Following the infamous Los Angeles riots, which broke out in the city after police officers were acquitted of beating black motorist Rodney King, now-congressman Raskin said that he would have hoped President Bush did not “anticipate or encourage a backlash against the rioting.”

“People sense that justice was not done in the verdict that came down in the state criminal court,” Raskin added when discussing the trial.

He also acknowledged that he wanted there to be no backlash for the rioters who burned and looted across Los Angeles also said, “I think that there was a clear miscarriage of justice, which the Justice Department has an obligation to act on now.”

Raskin was not alone.

January 6 Committee Chair Rep.
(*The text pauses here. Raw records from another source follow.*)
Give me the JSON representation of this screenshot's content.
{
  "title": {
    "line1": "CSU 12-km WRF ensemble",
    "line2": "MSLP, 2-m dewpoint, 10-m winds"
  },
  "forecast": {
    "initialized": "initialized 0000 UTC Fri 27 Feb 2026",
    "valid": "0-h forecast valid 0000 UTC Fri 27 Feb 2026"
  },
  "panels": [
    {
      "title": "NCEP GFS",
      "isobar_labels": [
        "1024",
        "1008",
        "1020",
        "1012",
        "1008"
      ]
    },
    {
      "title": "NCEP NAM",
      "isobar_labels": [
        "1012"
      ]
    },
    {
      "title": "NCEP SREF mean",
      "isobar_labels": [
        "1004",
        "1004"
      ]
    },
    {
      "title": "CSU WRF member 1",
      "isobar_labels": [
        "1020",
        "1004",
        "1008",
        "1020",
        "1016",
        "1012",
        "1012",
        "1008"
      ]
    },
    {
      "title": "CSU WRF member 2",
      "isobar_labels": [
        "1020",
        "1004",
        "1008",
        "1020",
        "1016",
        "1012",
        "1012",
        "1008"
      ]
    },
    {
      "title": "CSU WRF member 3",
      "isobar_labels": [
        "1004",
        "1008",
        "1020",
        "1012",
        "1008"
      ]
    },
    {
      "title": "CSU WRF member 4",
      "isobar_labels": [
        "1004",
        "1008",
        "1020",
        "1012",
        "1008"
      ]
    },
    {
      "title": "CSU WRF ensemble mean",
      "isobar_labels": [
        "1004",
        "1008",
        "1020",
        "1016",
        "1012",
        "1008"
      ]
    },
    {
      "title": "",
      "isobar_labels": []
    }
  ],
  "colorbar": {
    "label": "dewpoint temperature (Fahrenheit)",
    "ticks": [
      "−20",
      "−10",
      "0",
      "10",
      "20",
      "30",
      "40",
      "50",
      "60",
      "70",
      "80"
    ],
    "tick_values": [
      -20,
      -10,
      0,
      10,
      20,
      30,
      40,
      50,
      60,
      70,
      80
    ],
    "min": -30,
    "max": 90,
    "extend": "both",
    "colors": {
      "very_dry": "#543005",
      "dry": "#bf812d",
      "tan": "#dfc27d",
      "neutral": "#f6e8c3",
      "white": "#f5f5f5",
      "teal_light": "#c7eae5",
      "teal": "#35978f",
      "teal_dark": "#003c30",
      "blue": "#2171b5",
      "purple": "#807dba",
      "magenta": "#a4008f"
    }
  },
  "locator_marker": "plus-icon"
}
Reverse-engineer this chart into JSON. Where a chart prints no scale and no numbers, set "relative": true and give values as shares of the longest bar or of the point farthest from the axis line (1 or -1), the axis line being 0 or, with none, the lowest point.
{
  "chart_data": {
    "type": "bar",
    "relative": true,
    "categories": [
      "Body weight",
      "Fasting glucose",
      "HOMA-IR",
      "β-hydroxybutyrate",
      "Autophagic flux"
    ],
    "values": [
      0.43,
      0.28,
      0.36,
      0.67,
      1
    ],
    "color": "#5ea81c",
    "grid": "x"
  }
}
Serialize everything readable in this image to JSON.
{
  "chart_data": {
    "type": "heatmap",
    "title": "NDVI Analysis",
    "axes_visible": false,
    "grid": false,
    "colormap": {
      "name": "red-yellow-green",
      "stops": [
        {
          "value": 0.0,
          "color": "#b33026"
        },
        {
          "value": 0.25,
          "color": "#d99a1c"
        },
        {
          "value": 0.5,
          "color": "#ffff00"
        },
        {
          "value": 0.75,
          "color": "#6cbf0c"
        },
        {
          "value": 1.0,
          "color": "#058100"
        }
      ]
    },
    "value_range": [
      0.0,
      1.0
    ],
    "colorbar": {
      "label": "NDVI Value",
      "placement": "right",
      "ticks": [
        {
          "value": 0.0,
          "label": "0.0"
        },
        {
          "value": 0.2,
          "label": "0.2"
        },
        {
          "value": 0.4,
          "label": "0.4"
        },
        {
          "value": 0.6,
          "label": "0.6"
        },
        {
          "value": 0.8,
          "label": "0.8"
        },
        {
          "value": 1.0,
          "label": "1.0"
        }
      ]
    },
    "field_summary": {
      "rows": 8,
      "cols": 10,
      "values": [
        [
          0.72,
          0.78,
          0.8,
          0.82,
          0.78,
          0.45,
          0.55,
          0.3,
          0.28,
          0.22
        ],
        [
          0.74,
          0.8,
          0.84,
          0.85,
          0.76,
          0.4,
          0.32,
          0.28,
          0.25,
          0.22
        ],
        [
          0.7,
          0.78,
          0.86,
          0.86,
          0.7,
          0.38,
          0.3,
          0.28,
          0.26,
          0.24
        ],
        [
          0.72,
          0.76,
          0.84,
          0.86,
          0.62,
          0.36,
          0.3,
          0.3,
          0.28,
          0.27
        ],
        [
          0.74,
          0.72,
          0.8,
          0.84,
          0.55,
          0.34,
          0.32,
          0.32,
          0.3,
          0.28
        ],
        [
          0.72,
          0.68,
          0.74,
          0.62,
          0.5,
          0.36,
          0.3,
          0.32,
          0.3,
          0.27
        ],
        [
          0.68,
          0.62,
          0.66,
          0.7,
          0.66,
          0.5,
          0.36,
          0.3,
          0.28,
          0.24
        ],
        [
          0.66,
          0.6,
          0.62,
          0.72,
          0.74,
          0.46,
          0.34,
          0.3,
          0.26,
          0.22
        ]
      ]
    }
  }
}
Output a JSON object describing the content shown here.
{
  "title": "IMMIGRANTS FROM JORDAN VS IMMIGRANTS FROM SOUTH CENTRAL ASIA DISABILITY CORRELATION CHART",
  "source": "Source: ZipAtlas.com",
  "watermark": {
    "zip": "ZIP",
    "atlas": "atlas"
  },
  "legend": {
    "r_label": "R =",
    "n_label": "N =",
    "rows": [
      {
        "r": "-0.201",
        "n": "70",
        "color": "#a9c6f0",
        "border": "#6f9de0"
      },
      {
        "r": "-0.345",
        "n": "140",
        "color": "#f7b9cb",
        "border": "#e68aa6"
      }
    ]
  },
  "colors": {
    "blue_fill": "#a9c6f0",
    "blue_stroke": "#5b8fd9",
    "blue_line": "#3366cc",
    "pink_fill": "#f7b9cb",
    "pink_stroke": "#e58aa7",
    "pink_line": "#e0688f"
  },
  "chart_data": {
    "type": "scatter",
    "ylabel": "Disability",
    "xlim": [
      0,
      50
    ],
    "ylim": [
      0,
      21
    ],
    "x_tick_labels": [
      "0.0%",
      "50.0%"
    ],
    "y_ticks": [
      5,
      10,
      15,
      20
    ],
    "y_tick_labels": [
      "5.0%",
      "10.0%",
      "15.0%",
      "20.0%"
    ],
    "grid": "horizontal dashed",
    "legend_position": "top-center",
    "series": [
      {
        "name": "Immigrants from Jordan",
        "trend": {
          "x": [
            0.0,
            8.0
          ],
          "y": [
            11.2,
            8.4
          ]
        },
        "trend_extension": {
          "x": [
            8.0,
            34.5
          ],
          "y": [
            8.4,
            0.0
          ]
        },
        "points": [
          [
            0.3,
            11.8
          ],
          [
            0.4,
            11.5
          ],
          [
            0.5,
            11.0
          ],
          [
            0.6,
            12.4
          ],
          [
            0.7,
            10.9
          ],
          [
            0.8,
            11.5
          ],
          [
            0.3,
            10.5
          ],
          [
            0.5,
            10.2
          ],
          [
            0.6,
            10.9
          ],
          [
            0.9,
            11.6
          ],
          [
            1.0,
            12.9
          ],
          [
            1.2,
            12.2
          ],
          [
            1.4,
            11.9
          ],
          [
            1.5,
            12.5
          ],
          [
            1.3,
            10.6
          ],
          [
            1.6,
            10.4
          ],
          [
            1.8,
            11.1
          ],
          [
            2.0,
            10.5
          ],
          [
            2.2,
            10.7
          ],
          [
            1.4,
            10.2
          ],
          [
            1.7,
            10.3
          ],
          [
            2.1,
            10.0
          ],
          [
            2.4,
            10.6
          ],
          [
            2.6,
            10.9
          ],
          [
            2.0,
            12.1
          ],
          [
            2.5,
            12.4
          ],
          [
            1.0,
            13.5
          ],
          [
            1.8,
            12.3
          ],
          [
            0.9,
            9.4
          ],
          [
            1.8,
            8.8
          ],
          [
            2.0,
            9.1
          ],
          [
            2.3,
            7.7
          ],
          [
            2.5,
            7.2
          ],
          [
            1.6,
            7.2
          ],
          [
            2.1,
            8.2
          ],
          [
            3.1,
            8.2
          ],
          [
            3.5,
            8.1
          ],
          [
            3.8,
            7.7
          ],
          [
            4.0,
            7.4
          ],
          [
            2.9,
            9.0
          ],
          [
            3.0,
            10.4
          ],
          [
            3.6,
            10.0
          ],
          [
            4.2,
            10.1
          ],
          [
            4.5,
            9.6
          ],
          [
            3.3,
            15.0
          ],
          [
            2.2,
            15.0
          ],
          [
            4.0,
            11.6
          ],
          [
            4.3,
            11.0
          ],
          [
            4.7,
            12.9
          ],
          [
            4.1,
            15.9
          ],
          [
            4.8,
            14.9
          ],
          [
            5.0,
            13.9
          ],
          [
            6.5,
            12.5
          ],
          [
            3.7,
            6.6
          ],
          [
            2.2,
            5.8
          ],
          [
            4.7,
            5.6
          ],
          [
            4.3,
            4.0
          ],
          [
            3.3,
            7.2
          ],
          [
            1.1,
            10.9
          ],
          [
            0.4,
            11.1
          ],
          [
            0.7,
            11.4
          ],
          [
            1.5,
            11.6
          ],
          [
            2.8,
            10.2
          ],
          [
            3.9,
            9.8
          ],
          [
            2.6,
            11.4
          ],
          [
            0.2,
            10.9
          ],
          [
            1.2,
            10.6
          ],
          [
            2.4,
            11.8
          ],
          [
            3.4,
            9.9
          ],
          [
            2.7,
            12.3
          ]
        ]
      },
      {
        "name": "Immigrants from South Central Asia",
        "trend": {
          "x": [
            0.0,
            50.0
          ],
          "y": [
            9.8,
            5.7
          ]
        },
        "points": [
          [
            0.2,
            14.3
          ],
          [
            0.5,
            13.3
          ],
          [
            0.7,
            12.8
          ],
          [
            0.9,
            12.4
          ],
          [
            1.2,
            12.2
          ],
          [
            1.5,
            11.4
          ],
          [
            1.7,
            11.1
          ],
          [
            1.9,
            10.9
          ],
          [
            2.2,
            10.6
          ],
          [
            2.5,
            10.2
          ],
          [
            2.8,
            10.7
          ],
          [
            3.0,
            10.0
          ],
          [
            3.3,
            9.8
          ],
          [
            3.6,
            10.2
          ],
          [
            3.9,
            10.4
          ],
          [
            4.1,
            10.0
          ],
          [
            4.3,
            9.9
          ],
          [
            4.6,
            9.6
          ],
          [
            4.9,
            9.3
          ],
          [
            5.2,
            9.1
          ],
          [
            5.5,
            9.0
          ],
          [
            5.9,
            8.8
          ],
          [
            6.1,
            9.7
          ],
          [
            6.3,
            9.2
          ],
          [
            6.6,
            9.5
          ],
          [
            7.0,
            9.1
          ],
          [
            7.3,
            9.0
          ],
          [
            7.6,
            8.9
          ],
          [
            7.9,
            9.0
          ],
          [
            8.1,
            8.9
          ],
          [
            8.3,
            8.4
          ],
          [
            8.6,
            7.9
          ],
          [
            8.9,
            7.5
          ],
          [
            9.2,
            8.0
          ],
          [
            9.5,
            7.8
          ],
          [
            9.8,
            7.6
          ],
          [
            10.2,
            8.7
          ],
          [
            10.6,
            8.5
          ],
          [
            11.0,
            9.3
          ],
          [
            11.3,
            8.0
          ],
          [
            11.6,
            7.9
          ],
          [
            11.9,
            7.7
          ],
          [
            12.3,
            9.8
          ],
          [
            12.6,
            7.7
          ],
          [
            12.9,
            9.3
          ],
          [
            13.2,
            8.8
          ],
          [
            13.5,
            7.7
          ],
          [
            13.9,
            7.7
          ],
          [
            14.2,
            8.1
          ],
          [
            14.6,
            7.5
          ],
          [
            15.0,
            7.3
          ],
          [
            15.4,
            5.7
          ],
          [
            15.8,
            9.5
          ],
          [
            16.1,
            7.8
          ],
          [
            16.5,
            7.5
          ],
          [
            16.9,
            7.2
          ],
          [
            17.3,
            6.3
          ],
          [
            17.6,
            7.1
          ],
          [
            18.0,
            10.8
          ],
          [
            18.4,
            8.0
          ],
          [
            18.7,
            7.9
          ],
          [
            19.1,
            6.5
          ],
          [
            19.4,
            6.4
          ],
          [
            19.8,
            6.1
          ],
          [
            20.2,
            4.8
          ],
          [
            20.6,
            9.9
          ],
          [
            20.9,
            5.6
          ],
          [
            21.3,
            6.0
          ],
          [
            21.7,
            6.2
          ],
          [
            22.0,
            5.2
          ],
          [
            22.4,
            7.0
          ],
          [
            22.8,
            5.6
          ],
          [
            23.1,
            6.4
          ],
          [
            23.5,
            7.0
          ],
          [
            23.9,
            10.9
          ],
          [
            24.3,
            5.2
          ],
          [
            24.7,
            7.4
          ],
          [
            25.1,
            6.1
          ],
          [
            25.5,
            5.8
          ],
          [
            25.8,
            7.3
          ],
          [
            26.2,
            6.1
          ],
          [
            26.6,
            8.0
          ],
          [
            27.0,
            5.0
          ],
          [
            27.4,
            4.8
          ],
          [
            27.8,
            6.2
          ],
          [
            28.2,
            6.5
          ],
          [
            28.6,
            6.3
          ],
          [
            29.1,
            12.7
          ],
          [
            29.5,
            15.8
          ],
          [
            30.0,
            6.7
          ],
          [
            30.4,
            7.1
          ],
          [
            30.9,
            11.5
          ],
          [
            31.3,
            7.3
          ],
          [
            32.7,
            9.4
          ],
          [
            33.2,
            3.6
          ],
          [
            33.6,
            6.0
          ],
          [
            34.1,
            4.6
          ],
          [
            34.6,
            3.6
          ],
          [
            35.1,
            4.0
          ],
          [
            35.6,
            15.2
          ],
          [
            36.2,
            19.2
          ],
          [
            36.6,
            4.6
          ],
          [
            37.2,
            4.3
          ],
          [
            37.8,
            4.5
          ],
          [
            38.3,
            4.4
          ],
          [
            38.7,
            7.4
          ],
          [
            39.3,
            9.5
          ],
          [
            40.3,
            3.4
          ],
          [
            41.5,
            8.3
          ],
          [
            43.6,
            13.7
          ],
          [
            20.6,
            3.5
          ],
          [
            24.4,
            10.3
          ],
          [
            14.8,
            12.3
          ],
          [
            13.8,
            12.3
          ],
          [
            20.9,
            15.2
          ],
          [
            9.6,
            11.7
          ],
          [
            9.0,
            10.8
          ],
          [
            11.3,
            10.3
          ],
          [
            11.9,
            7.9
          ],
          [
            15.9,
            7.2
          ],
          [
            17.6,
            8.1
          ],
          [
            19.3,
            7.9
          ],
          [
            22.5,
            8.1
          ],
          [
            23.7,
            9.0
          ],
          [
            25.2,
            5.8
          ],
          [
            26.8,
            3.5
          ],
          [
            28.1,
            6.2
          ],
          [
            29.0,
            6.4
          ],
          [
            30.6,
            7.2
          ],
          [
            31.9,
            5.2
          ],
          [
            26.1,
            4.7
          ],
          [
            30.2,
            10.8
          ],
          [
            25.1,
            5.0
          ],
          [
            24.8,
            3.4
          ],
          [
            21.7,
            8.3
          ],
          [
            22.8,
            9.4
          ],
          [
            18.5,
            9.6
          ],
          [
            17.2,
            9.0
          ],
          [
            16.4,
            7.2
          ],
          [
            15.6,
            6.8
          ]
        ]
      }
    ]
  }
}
Bennie Thompson (D-MS) also previously declined to take a public “stand against violence” and rioting as “acceptable responses” to an unwelcome court ruling of an upcoming trial, at the time, where white supremacist Byron De La Beckwith was on trial for the murder of NAACP leader Medgar Evers.

Breitbart News unearthed from a 1992 article in Mississippi’s Clarion-Ledger that revealed that following the notorious 1992 Los Angeles riots, Hinds County Bar Association President Hal Miller Jr., asked Thompson if he would “take a stand in favor of the principle of law” and oppose “unwarranted criticism and riots” as “acceptable responses to displeasure with a judicial decision.”

In response, Thompson said, “I was offended that a person I don’t know would write me a letter basically saying it’s my responsibility to see that nothing happens because of the Beckwith trial.” The Clarion-Ledger report says now-Congressman Thompson pivoted from addressing the riots, and instead pushed back, asking why “the association did not speak out in the past about injustices against blacks or the lack of black elected officials.”